Prime Minister Narendra Modi on Wednesday pushed for deeper ties with the US, describing it as an “indispensable partner”, even as he called for isolating countries that harbour and sponsor terror groups like the Lashkar-e-Taiba and the Islamic State.
During his address to a joint sitting of the US Congress, Modi made no mention of Pakistan but it was clear who he was referring to. While specifically naming Pakistan-based LeT, Modi said the policy to counter terror must delink religion from the menace and make no distinction between “good” and “bad” terrorists.
Modi addressed members of the House of Representatives and the Senate a day after his meeting with President Barack Obama, who backed India’s candidature for the elite Nuclear Suppliers Group. The two sides also agreed on the building of six nuclear reactors in India and measures to ratify the Paris climate accord.
“In every sector of India’s forward march, I see the US as an indispensable partner,” said Modi, whose remarks were repeatedly applauded by the lawmakers.
“Many of you also believe that a stronger and prosperous India is in America’s strategic interest. Let us work together to convert shared ideals into practical cooperation.”
The Prime Minister described terrorism as the biggest threat “not just in Afghanistan, but elsewhere in South Asia, and globally”.
“In the territory stretching from west of India’s border to Africa, it may go by different names, from Laskhar-e-Taiba, to Taliban to ISIS. But its philosophy is common: of hate, murder and violence,” said Modi, who was clad in a white kurta-pyjama and grey waistcoat with a handkerchief in the colours of the national flag tucked in his pocket.
Though the shadow of terrorism is spreading across the world, “it is incubated in India’s neighbourhood”, he said.
Without naming Pakistan, he commended members of the US Congress for sending a clear message to “those who preach and practice terrorism for political gains”.
“Refusing to reward them is the first step towards holding them accountable for their actions,” he added.
His remarks were an apparent reference to the blocking of a US subsidy for the sale of eight F-16s to Pakistan by American lawmakers. Several leading lawmakers have recently questioned Pakistan’s role in the war on terror and accused it of duplicity.
Modi said the fight against terrorism must be based on a policy “that isolates those who harbour, support and sponsor terrorists; that does not distinguish between ‘good’ and ‘bad’ terrorists; and that delinks religion from terrorism”.
“Also, for us to succeed, those who believe in humanity must come together to fight for it as one, and speak against this menace in one voice. Terrorism must be delegitimised,” he said.
Terrorism, he said, has to be fought at many levels and the traditional tools of military, intelligence or diplomacy will not be able to win this fight, he said while calling for deeper security cooperation with the US.
Both nations stand to “gain in great measure” while advancing their relationship, Modi said.
“As the US businesses search for new areas of economic growth, markets for their goods, a pool of skilled resources, and global locations to produce and manufacture, India could be their ideal partner,” he said.

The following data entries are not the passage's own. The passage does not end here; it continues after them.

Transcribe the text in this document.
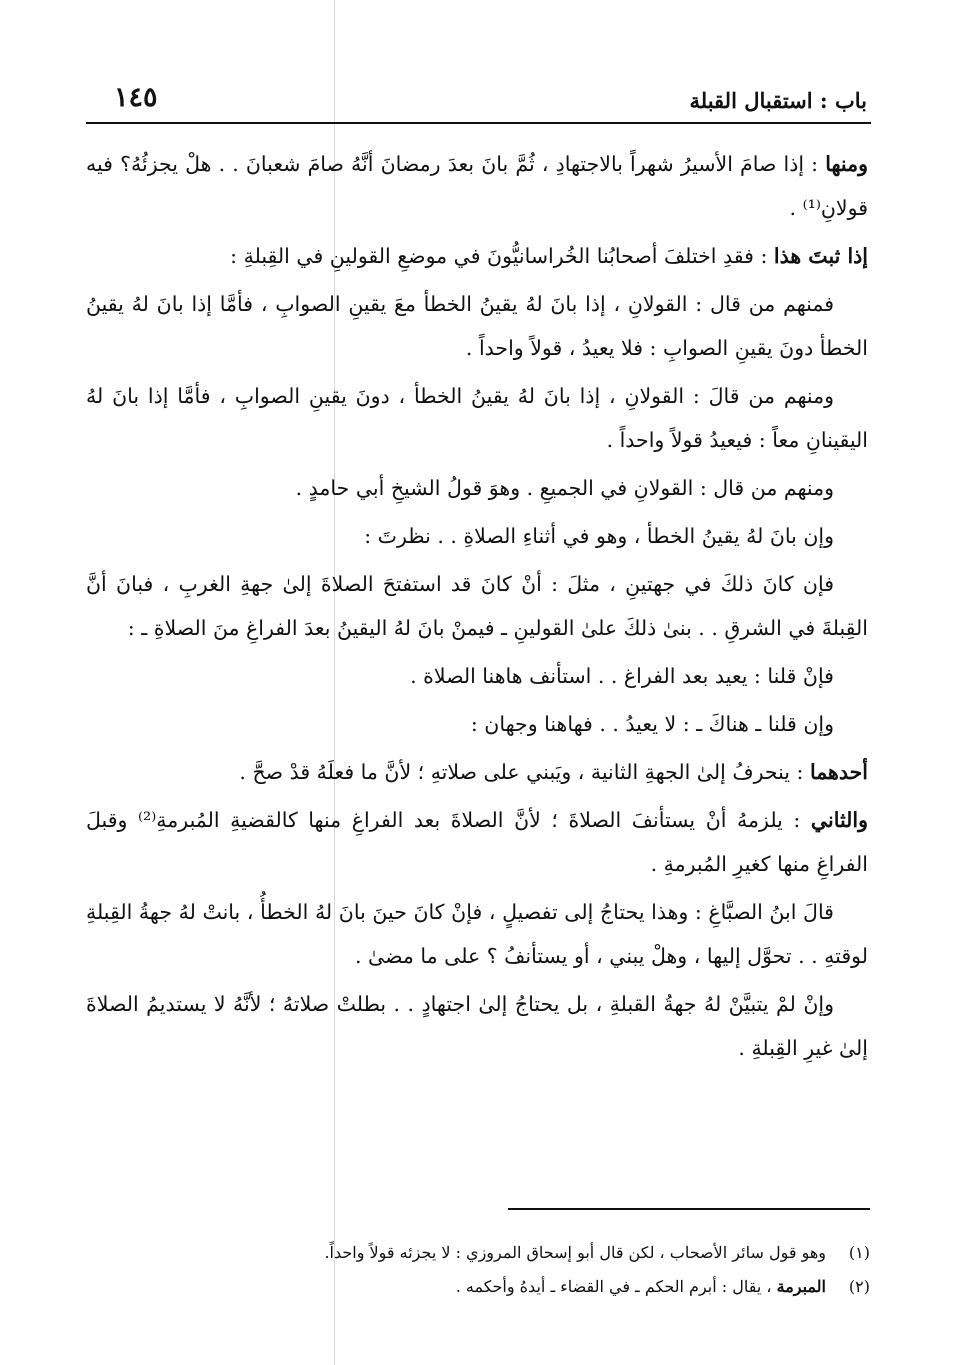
باب : استقبال القبلة
١٤٥

ومنها : إذا صامَ الأسيرُ شهراً بالاجتهادِ ، ثُمَّ بانَ بعدَ رمضانَ أنَّهُ صامَ شعبانَ . . هلْ يجزئُهُ؟ فيه قولانِ⁽¹⁾ .

إذا ثبتَ هذا : فقدِ اختلفَ أصحابُنا الخُراسانيُّونَ في موضعِ القولينِ في القِبلةِ :

فمنهم من قال : القولانِ ، إذا بانَ لهُ يقينُ الخطأ معَ يقينِ الصوابِ ، فأمَّا إذا بانَ لهُ يقينُ الخطأ دونَ يقينِ الصوابِ : فلا يعيدُ ، قولاً واحداً .

ومنهم من قالَ : القولانِ ، إذا بانَ لهُ يقينُ الخطأ ، دونَ يقينِ الصوابِ ، فأمَّا إذا بانَ لهُ اليقينانِ معاً : فيعيدُ قولاً واحداً .

ومنهم من قال : القولانِ في الجميعِ . وهوَ قولُ الشيخِ أبي حامدٍ .

وإن بانَ لهُ يقينُ الخطأ ، وهو في أثناءِ الصلاةِ . . نظرتَ :

فإن كانَ ذلكَ في جهتينِ ، مثلَ : أنْ كانَ قد استفتحَ الصلاةَ إلىٰ جهةِ الغربِ ، فبانَ أنَّ القِبلةَ في الشرقِ . . بنىٰ ذلكَ علىٰ القولينِ ـ فيمنْ بانَ لهُ اليقينُ بعدَ الفراغِ منَ الصلاةِ ـ :

فإنْ قلنا : يعيد بعد الفراغ . . استأنف هاهنا الصلاة .

وإن قلنا ـ هناكَ ـ : لا يعيدُ . . فهاهنا وجهان :

أحدهما : ينحرفُ إلىٰ الجهةِ الثانية ، ويَبني على صلاتهِ ؛ لأنَّ ما فعلَهُ قدْ صحَّ .

والثاني : يلزمهُ أنْ يستأنفَ الصلاةَ ؛ لأنَّ الصلاةَ بعد الفراغِ منها كالقضيةِ المُبرمةِ⁽²⁾ وقبلَ الفراغِ منها كغيرِ المُبرمةِ .

قالَ ابنُ الصبَّاغِ : وهذا يحتاجُ إلى تفصيلٍ ، فإنْ كانَ حينَ بانَ لهُ الخطأُ ، بانتْ لهُ جهةُ القِبلةِ لوقتهِ . . تحوَّل إليها ، وهلْ يبني ، أو يستأنفُ ؟ على ما مضىٰ .

وإنْ لمْ يتبيَّنْ لهُ جهةُ القبلةِ ، بل يحتاجُ إلىٰ اجتهادٍ . . بطلتْ صلاتهُ ؛ لأنَّهُ لا يستديمُ الصلاةَ إلىٰ غيرِ القِبلةِ .

(١)وهو قول سائر الأصحاب ، لكن قال أبو إسحاق المروزي : لا يجزئه قولاً واحداً.

(٢)المبرمة ، يقال : أبرم الحكم ـ في القضاء ـ أيدهُ وأحكمه .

India’s strong economy and growth rate of 7.6% per annum is creating new opportunities for mutual prosperity, while transformative American technologies in India and growing investment by Indian companies in the US have a positive impact on the lives of the people, he added.
“Today, for their global research and development centres, India is the destination of choice for the US companies. Looking eastward from India, across the Pacific, the innovation strength of our two countries comes together in California,” Modi said.